In the Arms of Others: A Cultural History of the Right to Die in America. By Peter G. Filene. Ivan R. Dee, 282 pages, $27.50. 

The “right to die.” Even for a topic as unpredictable as death, Americans have coined a take-charge slogan. “Autonomy-the personal right to come and go and do-is ingrained in our value system, even in our law,” says Peter Filene, professor of history. 

We talk about the right to die when we choose, on the terms we choose,” he says. “It just doesn’t work that way.” 

Filene argues that it’s a “cultural illusion” that each of us is independent. Even when we’re healthy, he says, we can’t be separated from our relationships. And especially when we’re dying, we often end up “in the arms of others,” relying on family, friends, or doctors to carry out our wishes. Sometimes, even when those wishes seem clear, granting them isn’t easy. 

The parents of Karen Ann Quinlan decided what they thought was best for their daughter, but it took more than 10 years and two court cases for it to happen. Quinlan had fallen into a coma after drinking at least three gin and tonics and taking a valium. Later, she progressed into a deeper coma-a persistent vegetative state. She had some brain activity but stayed unconscious and breathed only with the help of a respirator. 

Three months later, doctors predicted that Karen would never regain consciousness.
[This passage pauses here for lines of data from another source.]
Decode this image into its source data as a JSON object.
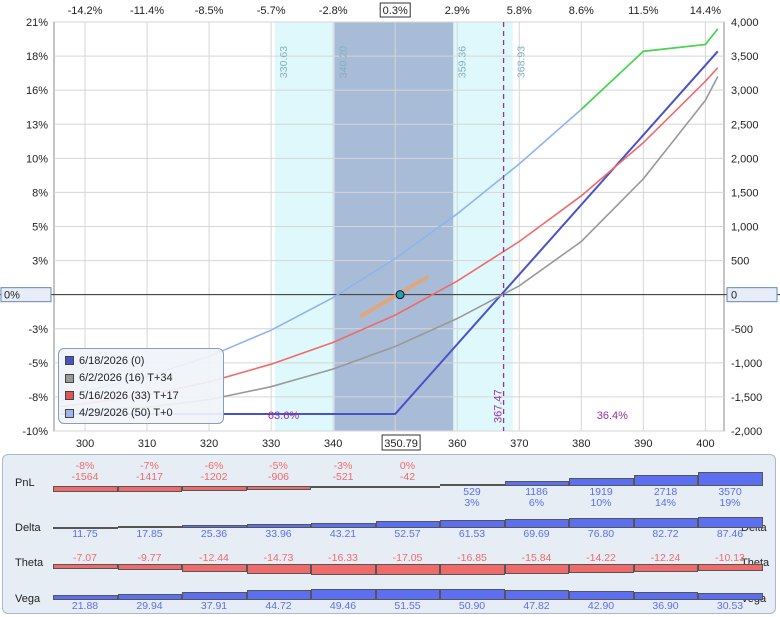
{
  "chart_data": {
    "type": "line",
    "x_ticks": [
      "300",
      "310",
      "320",
      "330",
      "340",
      "350",
      "360",
      "370",
      "380",
      "390",
      "400"
    ],
    "top_pct_ticks": [
      "-14.2%",
      "-11.4%",
      "-8.5%",
      "-5.7%",
      "-2.8%",
      "0.3%",
      "2.9%",
      "5.8%",
      "8.6%",
      "11.5%",
      "14.4%"
    ],
    "left_y_ticks": [
      "21%",
      "18%",
      "16%",
      "13%",
      "10%",
      "8%",
      "5%",
      "3%",
      "0%",
      "-3%",
      "-5%",
      "-8%",
      "-10%"
    ],
    "right_y_ticks": [
      "4,000",
      "3,500",
      "3,000",
      "2,500",
      "2,000",
      "1,500",
      "1,000",
      "500",
      "0",
      "-500",
      "-1,000",
      "-1,500",
      "-2,000"
    ],
    "xlim": [
      295,
      403
    ],
    "ylim_right": [
      -2000,
      4000
    ],
    "current_price_label": "350.79",
    "current_price": 350.79,
    "vertical_lines": [
      {
        "x": 330.63,
        "label": "330.63"
      },
      {
        "x": 340.2,
        "label": "340.20"
      },
      {
        "x": 359.36,
        "label": "359.36"
      },
      {
        "x": 368.93,
        "label": "368.93"
      }
    ],
    "breakeven": {
      "x": 367.47,
      "label": "367.47"
    },
    "prob_labels": [
      {
        "text": "63.6%",
        "x": 332
      },
      {
        "text": "36.4%",
        "x": 385
      }
    ],
    "series": [
      {
        "name": "6/18/2026 (0)",
        "color": "#4a52c8",
        "x": [
          296,
          350,
          402
        ],
        "y": [
          -1750,
          -1750,
          3570
        ]
      },
      {
        "name": "6/2/2026 (16) T+34",
        "color": "#999999",
        "x": [
          296,
          300,
          310,
          320,
          330,
          340,
          350,
          360,
          370,
          380,
          390,
          400,
          402
        ],
        "y": [
          -1700,
          -1700,
          -1650,
          -1540,
          -1350,
          -1090,
          -760,
          -350,
          130,
          780,
          1700,
          2850,
          3200
        ]
      },
      {
        "name": "5/16/2026 (33) T+17",
        "color": "#f06a6a",
        "x": [
          296,
          300,
          310,
          320,
          330,
          340,
          350,
          360,
          370,
          380,
          390,
          400,
          402
        ],
        "y": [
          -1640,
          -1600,
          -1470,
          -1280,
          -1020,
          -700,
          -300,
          200,
          780,
          1450,
          2230,
          3130,
          3330
        ]
      },
      {
        "name": "4/29/2026 (50) T+0",
        "color": "#8fb4ea",
        "x": [
          296,
          300,
          310,
          320,
          330,
          340,
          350,
          360,
          370,
          380,
          390,
          400,
          402
        ],
        "y": [
          -1564,
          -1417,
          -1202,
          -906,
          -521,
          -42,
          529,
          1186,
          1919,
          2718,
          3570,
          3670,
          3900
        ]
      }
    ]
  },
  "legend": [
    {
      "label": "6/18/2026 (0)",
      "color": "#4a52c8"
    },
    {
      "label": "6/2/2026 (16) T+34",
      "color": "#9a9a9a"
    },
    {
      "label": "5/16/2026 (33) T+17",
      "color": "#e05555"
    },
    {
      "label": "4/29/2026 (50) T+0",
      "color": "#9ab8e8"
    }
  ],
  "greeks": {
    "labels": {
      "pnl": "PnL",
      "delta": "Delta",
      "theta": "Theta",
      "vega": "Vega"
    },
    "pnl_pct": [
      "-8%",
      "-7%",
      "-6%",
      "-5%",
      "-3%",
      "0%",
      "3%",
      "6%",
      "10%",
      "14%",
      "19%"
    ],
    "pnl": [
      "-1564",
      "-1417",
      "-1202",
      "-906",
      "-521",
      "-42",
      "529",
      "1186",
      "1919",
      "2718",
      "3570"
    ],
    "pnl_values": [
      -1564,
      -1417,
      -1202,
      -906,
      -521,
      -42,
      529,
      1186,
      1919,
      2718,
      3570
    ],
    "delta": [
      "11.75",
      "17.85",
      "25.36",
      "33.96",
      "43.21",
      "52.57",
      "61.53",
      "69.69",
      "76.80",
      "82.72",
      "87.46"
    ],
    "delta_values": [
      11.75,
      17.85,
      25.36,
      33.96,
      43.21,
      52.57,
      61.53,
      69.69,
      76.8,
      82.72,
      87.46
    ],
    "theta": [
      "-7.07",
      "-9.77",
      "-12.44",
      "-14.73",
      "-16.33",
      "-17.05",
      "-16.85",
      "-15.84",
      "-14.22",
      "-12.24",
      "-10.13"
    ],
    "theta_values": [
      -7.07,
      -9.77,
      -12.44,
      -14.73,
      -16.33,
      -17.05,
      -16.85,
      -15.84,
      -14.22,
      -12.24,
      -10.13
    ],
    "vega": [
      "21.88",
      "29.94",
      "37.91",
      "44.72",
      "49.46",
      "51.55",
      "50.90",
      "47.82",
      "42.90",
      "36.90",
      "30.53"
    ],
    "vega_values": [
      21.88,
      29.94,
      37.91,
      44.72,
      49.46,
      51.55,
      50.9,
      47.82,
      42.9,
      36.9,
      30.53
    ]
  },
  "colors": {
    "positive": "#5b6ff0",
    "negative": "#ef6b6b",
    "band_light": "#dff8fb",
    "band_dark": "#a8bcd8",
    "breakeven": "#9a2fa0",
    "prob_text": "#9a2fa0"
  }
}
After consulting their priest, Karen’s parents decided to disconnect the respirator. 

Her doctors refused. The resulting court case attracted endless publicity and became, Filene says, a symbol of the “right to die.” Her parents won the right to act in Karen’s stead only after an appeal to the New Jersey Supreme Court. Even then, her doctors weaned her off the respirator instead of removing it immediately. She lingered for ten years, in a nursing home, and died in 1985. 
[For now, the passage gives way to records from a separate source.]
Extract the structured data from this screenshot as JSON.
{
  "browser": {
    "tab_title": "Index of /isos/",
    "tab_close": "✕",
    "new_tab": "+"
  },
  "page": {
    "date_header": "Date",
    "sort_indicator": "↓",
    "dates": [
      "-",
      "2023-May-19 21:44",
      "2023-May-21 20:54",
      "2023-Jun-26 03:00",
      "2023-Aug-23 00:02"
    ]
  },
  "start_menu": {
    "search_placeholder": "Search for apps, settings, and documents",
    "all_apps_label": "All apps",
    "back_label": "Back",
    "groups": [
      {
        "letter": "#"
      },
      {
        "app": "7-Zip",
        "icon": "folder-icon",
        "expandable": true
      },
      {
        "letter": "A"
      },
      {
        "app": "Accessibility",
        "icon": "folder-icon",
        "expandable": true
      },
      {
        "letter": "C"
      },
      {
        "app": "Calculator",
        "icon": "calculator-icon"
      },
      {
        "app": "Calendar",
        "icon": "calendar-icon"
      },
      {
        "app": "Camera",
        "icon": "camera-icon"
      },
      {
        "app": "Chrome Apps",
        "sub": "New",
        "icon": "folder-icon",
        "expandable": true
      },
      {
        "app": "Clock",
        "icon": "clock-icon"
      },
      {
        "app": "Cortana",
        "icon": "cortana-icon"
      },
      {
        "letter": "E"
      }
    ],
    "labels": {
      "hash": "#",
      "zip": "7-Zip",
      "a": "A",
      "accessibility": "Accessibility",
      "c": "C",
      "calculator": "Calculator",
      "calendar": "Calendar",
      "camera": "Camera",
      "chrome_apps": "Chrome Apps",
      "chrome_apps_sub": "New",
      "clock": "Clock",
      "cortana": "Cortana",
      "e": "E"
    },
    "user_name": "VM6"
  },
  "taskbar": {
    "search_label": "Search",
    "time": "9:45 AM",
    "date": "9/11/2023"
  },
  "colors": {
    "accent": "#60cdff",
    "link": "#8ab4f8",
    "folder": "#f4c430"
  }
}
The Quinlan case is the best known, but there are dozens of others that involved equally heart-wrenching decisions. Telling the stories of the people behind these cases helped Filene, a “freshman” to the right-to-die debate, grasp his topic. “These issues were so difficult, but as soon as I started telling the story of one of the innumerable characters that popped up, the issues became real,” he says. 

So along with court decisions and newspaper headlines from the Quinlan case, Filene also includes the story of a mass the Quinlans held at their home to mark Karen Ann’s 22nd birthday, while she lay in a hospital miles away, connected to tubes, grimacing, her legs contorted. 

These aren’t questions in the library,” Filene says. “These are human questions that people have to answer in the rush of what’s happening to them, then and there.”